One has to seriously question why Sony sees itself as a player in the consumer electronics market after yet another massive loss.
Writing that Sony has made another loss when it comes to reporting their results that has become so predictable that even the analysts are labelling the Company as “junk status”.
Major rating agencies Fitch and Moody’s have downgraded the company to “junk” status. Standard & Poor’s has warned it will soon follow suite.
On Friday, Sony reported a second quarter net loss of $1.2 billion, and the company confirmed it’s on track to lose a staggering $2.1 billion this fiscal year.
In Australia the Company head office at North Ryde is up for lease as the Company downsizes.
Two years ago the Japanese Company spent hundreds of thousands upgrading the front entrance.
The only bright spot in Sony’s future appears to be the PlayStation 4.
Sales came in at $17.4 billion, an increase of 7.2 percent due primarily due to the contribution of the PlayStation 4 which continues to see strong sales, and outsell Microsoft’s Xbox One.
The massive operating loss of $1.6 Billion was attributed to the company’s mobile phone division which last year was being heralded as one of the divisions that would save the struggling consumer electronics Company who are wallowing across several CE divisions.

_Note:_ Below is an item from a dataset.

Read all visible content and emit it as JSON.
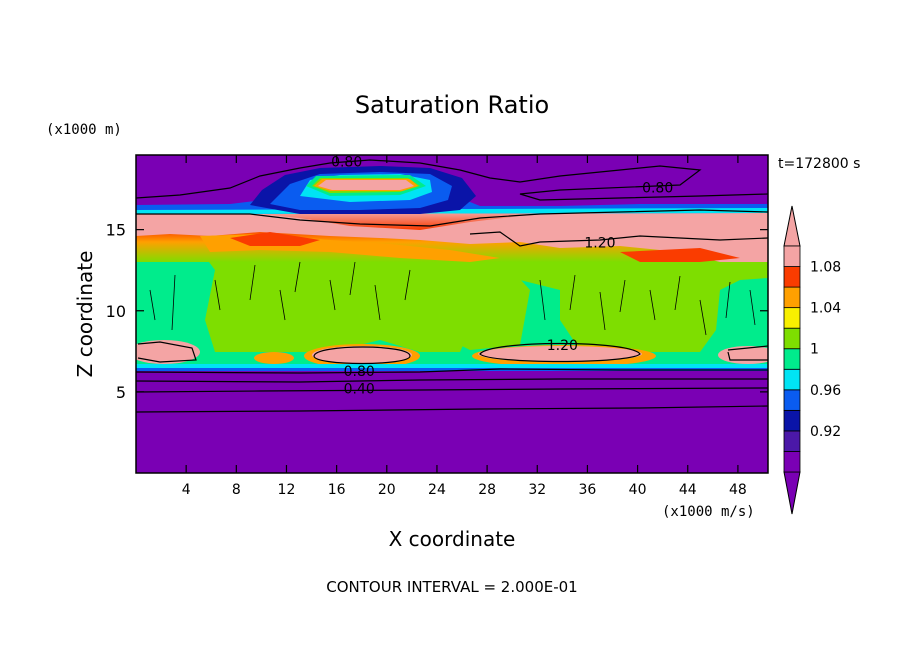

The loss is a massive embarrassment for CEO Kazuo Hirai who since assuming the top job in 2012 has exited the PC market, seen TV sales plummet while slashing thousands of jobs in a bid to rapidly restructure the company.
The problem for Sony is that Company who invented the Walkman is struggling to invent another hot product.
The Sony Walkman revolutionized the way people listen to music, and Sony’s Chromatron and Trinitron lines brought colour television to the masses.
Now engineers are struggling to design any product that delivers profits other than a PlayStation gaming console which has very little in the form of competition other that a Microsoft Xbox.
The designs that the Company are coming up with are being rejected by consumers.
A Sony executive recently demonstrated a credit-card sized electronic device that is designed to replace a wallet full of cash cards used by millions of Japanese consumers.
The device connects to a smartphone, and allows users to buy train tickets or snacks at a convenience store.
Sony is also developing “SmartEyeglass,” a wearable pair of glasses that the company says will act as a second screen for a user’s smart phone and eventually incorporate facial recognition technology.
The glasses are similar to what Google is already selling.
The criticisms of these products are familiar — Alibaba and Apple already have payment apps, and Google Glass already exists.
So the big question for investors who are deserting the Company in droves is where Sony’s next revolutionary product is going to come from.
Analysts say something must be done.
“In high grade products, they still have relatively strong brand recognition in the Japanese market. But globally, unfortunately, no,” said Makiko Yoshimura, an electronics analyst with Standard and Poor’s. “It’s very tough to maintain competitiveness of technology. It’s a very tough challenge.”
A walk through Toyko’s world famous Akihabara electronics district reveals the difficulty of the task facing Sony.
Hirroki Ueno, a young salaryman, holds an iPad. “Sony doesn’t seem to be making new products like they used to,” Ueno says. “It seems like they haven’t done much in the last 10 years.”